“Just think of it!” said Irv. “Suppose that every man in our little town of two or three thousand people had to do everything for himself! He would have to raise sheep for wool, card, spin, and weave it, and fashion it into clothes. He would have to raise cotton and linen in the same way, and cattle too, and keep a tannery and be a shoemaker and a farmer and a mason and a carpenter and all the rest of it. And then he would have to mine his own iron and coal, and make his own tools and—well, he wouldn’t do it, because he couldn’t. He’d just wander off into the woods hunting for something that he could kill and eat, and he’d try to kill anybody else that did the same thing, for fear that the somebody else would get some of the game that he wanted for himself. He’d be simply a savage!”
“Well, but even savages go in tribes and hunt together and live together,” said Will.
“Of course they do,” answered Ed, “and that’s their first step up toward civilization. When they do that they have learned in a small way the advantage of working together, each for all and all for each. The better they learn that lesson, the more civilized they become.”
“Then the theorists are right who want the state to own everything and everybody to work for the state and be supported by it?” asked Phil.
“Not a little bit of it,” said Ed. “That would be simply to go back to the tribal plan that savages adopt when they first realize the advantages of working together, and abandon when they grow civilized. We have worked out of that and into something better. With us, every man works for all the rest by working for himself in the way that best serves his own welfare. Under our system every man is urged and stimulated by self-interest to do the very best and most work that he can. Under a communistic or socialistic or tribal system, every man would be as lazy as the rest would let him be, because he would be sure of a share in all that the others might make by their labor. It is sharp competition that makes men do their best. It is in the ‘struggle for existence’ that men advance most rapidly.”

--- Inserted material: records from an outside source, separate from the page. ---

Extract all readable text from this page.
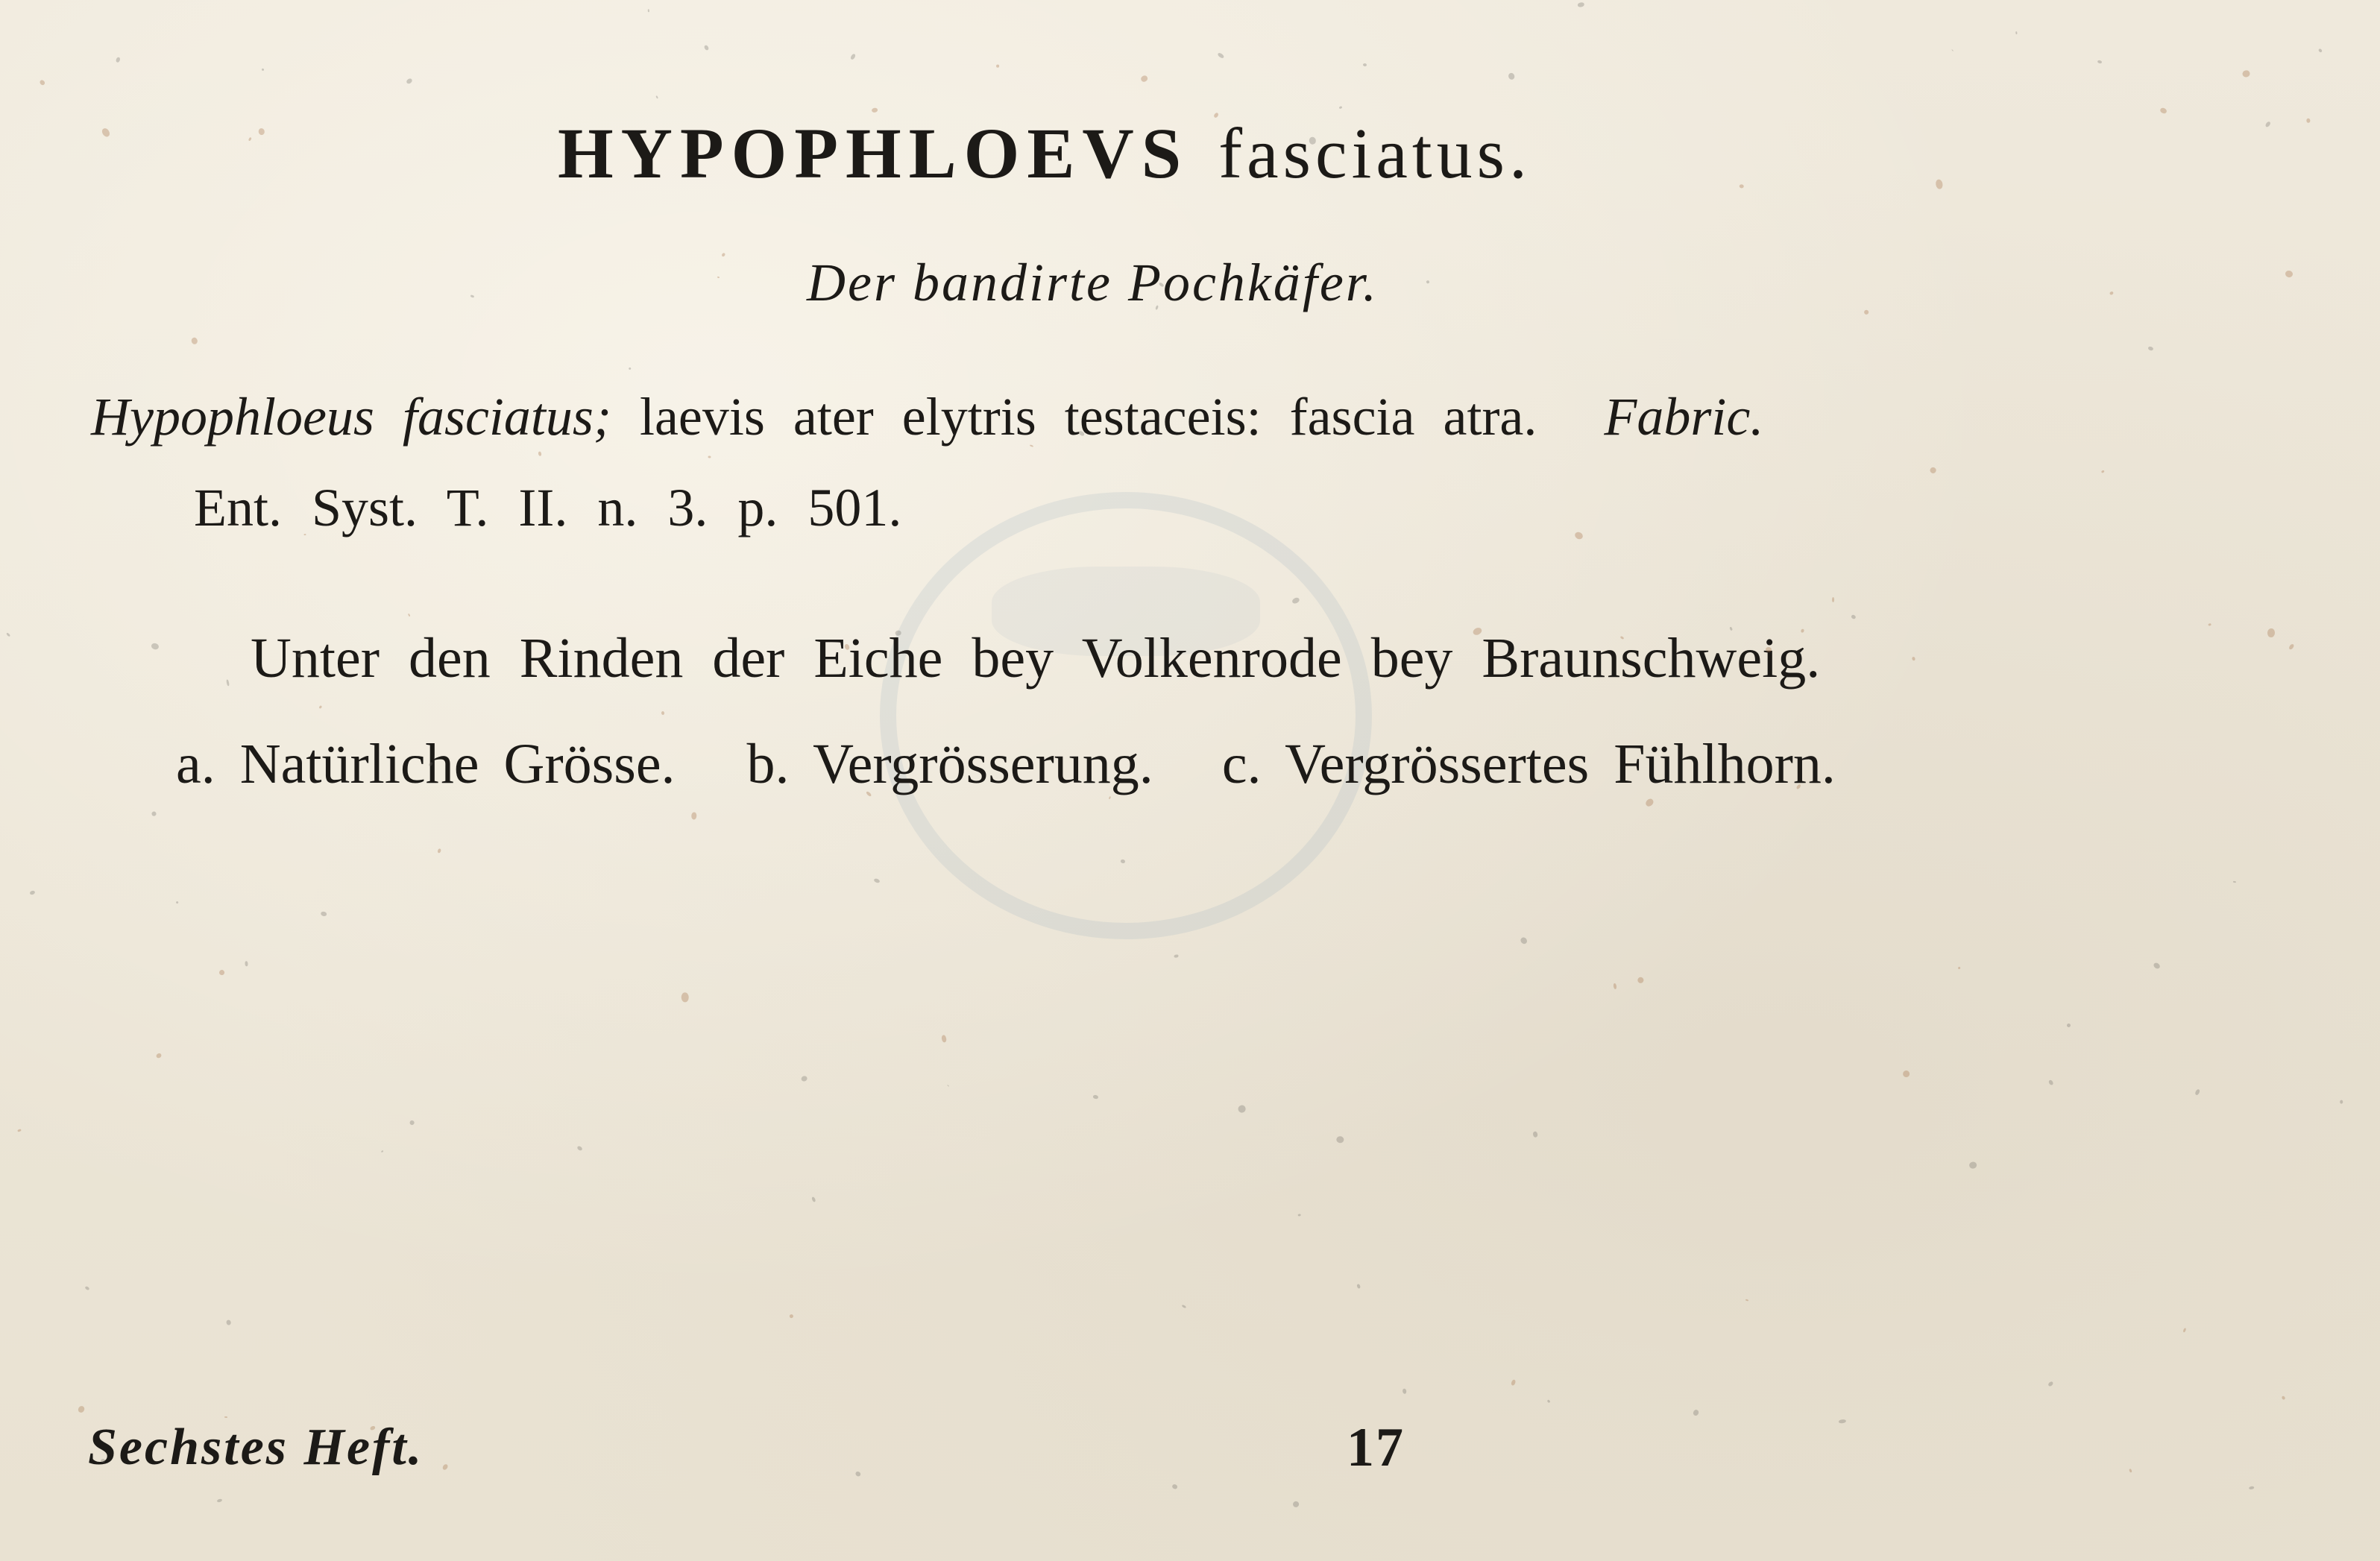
HYPOPHLOEVS fasciatus.
Der bandirte Pochkäfer.
Hypophloeus fasciatus; laevis ater elytris testaceis: fascia atra. Fabric.
Ent. Syst. T. II. n. 3. p. 501.
Unter den Rinden der Eiche bey Volkenrode bey Braunschweig.
a. Natürliche Grösse. b. Vergrösserung. c. Vergrössertes Fühlhorn.
Sechstes Heft.	17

“Wonder if that wasn’t what Humboldt meant,” said Irv, “when he called the banana ‘the curse of the tropics,’ adding that when a man planted one banana tree he provided food enough for himself and his descendants to the tenth generation, in a climate where there is no real necessity for clothes.”
“Exactly,” said Ed. “Somebody once said that ‘every man is as lazy as he dares to be.’”
“Well, I am, anyhow,” yawned Irv, “and so I’m going up on deck under the awning to make up some of that sleep I lost last night.”